GREENSBORO, N.C. — You started the week off with a holiday and you might end it with a bigger paycheck than normal. This payday and every payday until the end of the year could be bigger. Why?
It's called the payroll tax deferral. President Trump signed it into law when the second stimulus talks stalled. It was part of his Executive Order.
How does this play out in your paycheck? Look at your paystub. Do you see the list of deductions? Social Security tax, Medicare tax, state income tax. The deferral means you don’t pay the Social Security tax. Instead, that amount is added to your paycheck.
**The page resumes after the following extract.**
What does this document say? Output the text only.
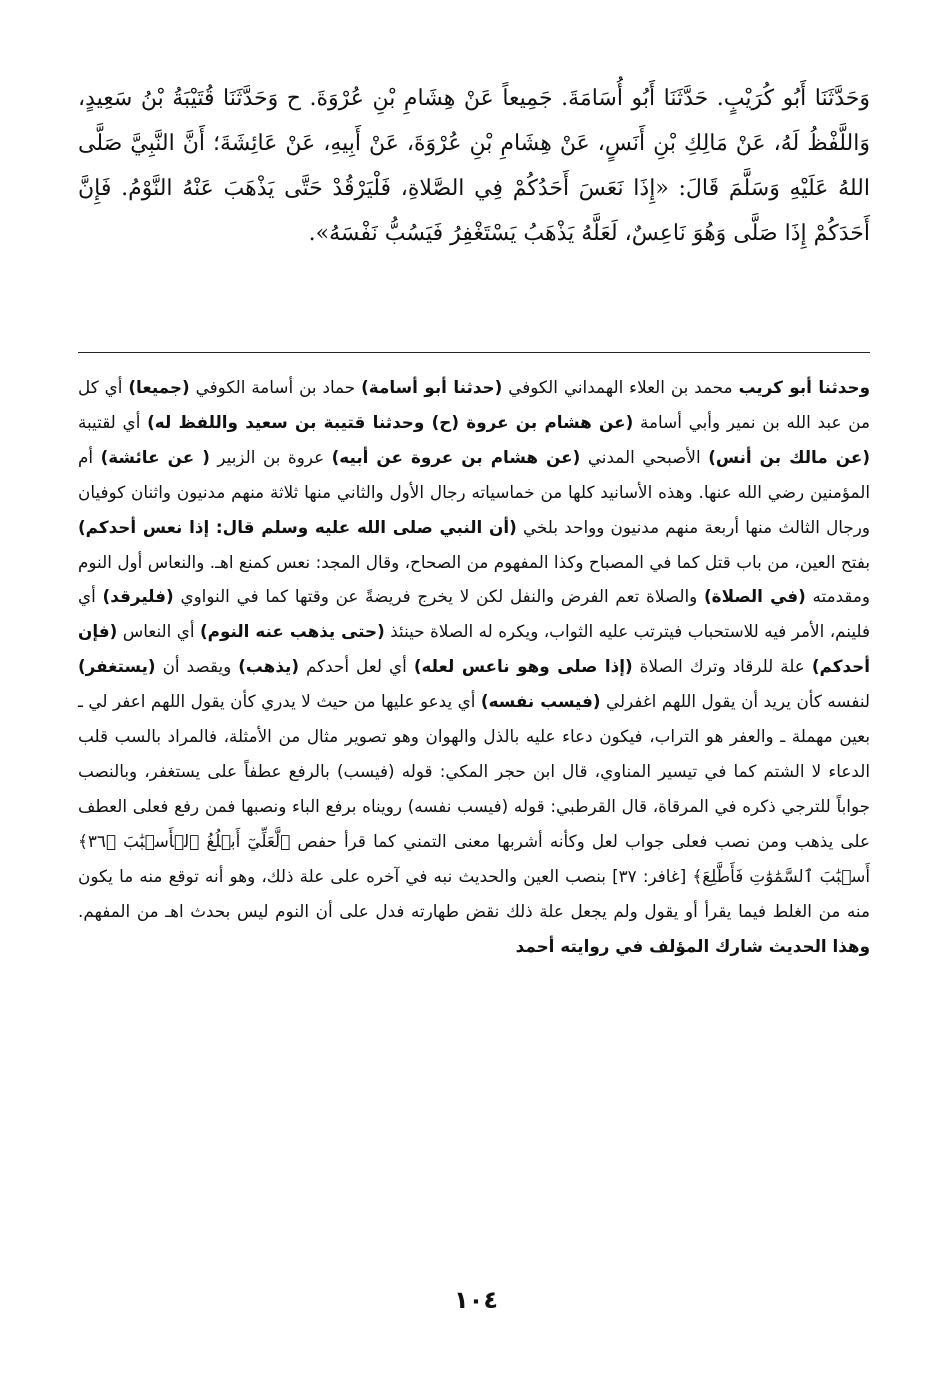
وَحَدَّثَنَا أَبُو كُرَيْبٍ. حَدَّثَنَا أَبُو أُسَامَةَ. جَمِيعاً عَنْ هِشَامِ بْنِ عُرْوَةَ. ح وَحَدَّثَنَا قُتَيْبَةُ بْنُ سَعِيدٍ، وَاللَّفْظُ لَهُ، عَنْ مَالِكِ بْنِ أَنَسٍ، عَنْ هِشَامِ بْنِ عُرْوَةَ، عَنْ أَبِيهِ، عَنْ عَائِشَةَ؛ أَنَّ النَّبِيَّ صَلَّى اللهُ عَلَيْهِ وَسَلَّمَ قَالَ: «إِذَا نَعَسَ أَحَدُكُمْ فِي الصَّلاةِ، فَلْيَرْقُدْ حَتَّى يَذْهَبَ عَنْهُ النَّوْمُ. فَإِنَّ أَحَدَكُمْ إِذَا صَلَّى وَهُوَ نَاعِسٌ، لَعَلَّهُ يَذْهَبُ يَسْتَغْفِرُ فَيَسُبُّ نَفْسَهُ».

وحدثنا أبو كريب محمد بن العلاء الهمداني الكوفي (حدثنا أبو أسامة) حماد بن أسامة الكوفي (جميعا) أي كل من عبد الله بن نمير وأبي أسامة (عن هشام بن عروة (ح) وحدثنا قتيبة بن سعيد واللفظ له) أي لقتيبة (عن مالك بن أنس) الأصبحي المدني (عن هشام بن عروة عن أبيه) عروة بن الزبير ( عن عائشة) أم المؤمنين رضي الله عنها. وهذه الأسانيد كلها من خماسياته رجال الأول والثاني منها ثلاثة منهم مدنيون واثنان كوفيان ورجال الثالث منها أربعة منهم مدنيون وواحد بلخي (أن النبي صلى الله عليه وسلم قال: إذا نعس أحدكم) بفتح العين، من باب قتل كما في المصباح وكذا المفهوم من الصحاح، وقال المجد: نعس كمنع اهـ. والنعاس أول النوم ومقدمته (في الصلاة) والصلاة تعم الفرض والنفل لكن لا يخرج فريضةً عن وقتها كما في النواوي (فليرقد) أي فلينم، الأمر فيه للاستحباب فيترتب عليه الثواب، ويكره له الصلاة حينئذ (حتى يذهب عنه النوم) أي النعاس (فإن أحدكم) علة للرقاد وترك الصلاة (إذا صلى وهو ناعس لعله) أي لعل أحدكم (يذهب) ويقصد أن (يستغفر) لنفسه كأن يريد أن يقول اللهم اغفرلي (فيسب نفسه) أي يدعو عليها من حيث لا يدري كأن يقول اللهم اعفر لي ـ بعين مهملة ـ والعفر هو التراب، فيكون دعاء عليه بالذل والهوان وهو تصوير مثال من الأمثلة، فالمراد بالسب قلب الدعاء لا الشتم كما في تيسير المناوي، قال ابن حجر المكي: قوله (فيسب) بالرفع عطفاً على يستغفر، وبالنصب جواباً للترجي ذكره في المرقاة، قال القرطبي: قوله (فيسب نفسه) رويناه برفع الباء ونصبها فمن رفع فعلى العطف على يذهب ومن نصب فعلى جواب لعل وكأنه أشربها معنى التمني كما قرأ حفص ﴿لَّعَلِّيٓ أَبۡلُغُ ٱلۡأَسۡبَٰبَ ﴿٣٦﴾ أَسۡبَٰبَ ٱلسَّمَٰوَٰتِ فَأَطَّلِعَ﴾ [غافر: ٣٧] بنصب العين والحديث نبه في آخره على علة ذلك، وهو أنه توقع منه ما يكون منه من الغلط فيما يقرأ أو يقول ولم يجعل علة ذلك نقض طهارته فدل على أن النوم ليس بحدث اهـ من المفهم. وهذا الحديث شارك المؤلف في روايته أحمد

١٠٤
Here is an example: If a person makes $30,000 per year, it’s about $71.54 per check for a total of $643.85 assuming nine more pay periods this year. Double or triple those numbers if you make $60,000 or $90,000, respectively.
To qualify, you must make less than $4,000 bi-weekly. The IRS has other eligibility requirements as well.
But this is not free money.
“That's the biggest misconception. This payroll tax deferral is a tax holiday, it's not tax-free. We will have to pay it back,” explained Scott Braddock of Scott Braddock financial.
When will you be paying this back?
Right now it looks like between January and April of next year.
How will you pay it back?
It hasn't been worked out yet. It could mean you'll owe it all back in one lump sum or instead of you paying less in Social Security, you'll pay more each week.
Employers are not mandated to participate. So, you need to ask the boss if your paycheck is included. Braddock believes it will be difficult for some companies to participate because it would take a change in payroll software.
Now, if you're not paying in how does that impact Social Security?
“There may be a short term effect to the trust fund for Social Security but long term we shouldn't see hiccups and in the short term there is enough to pay out payments and not impacted or reduced,” said Braddock.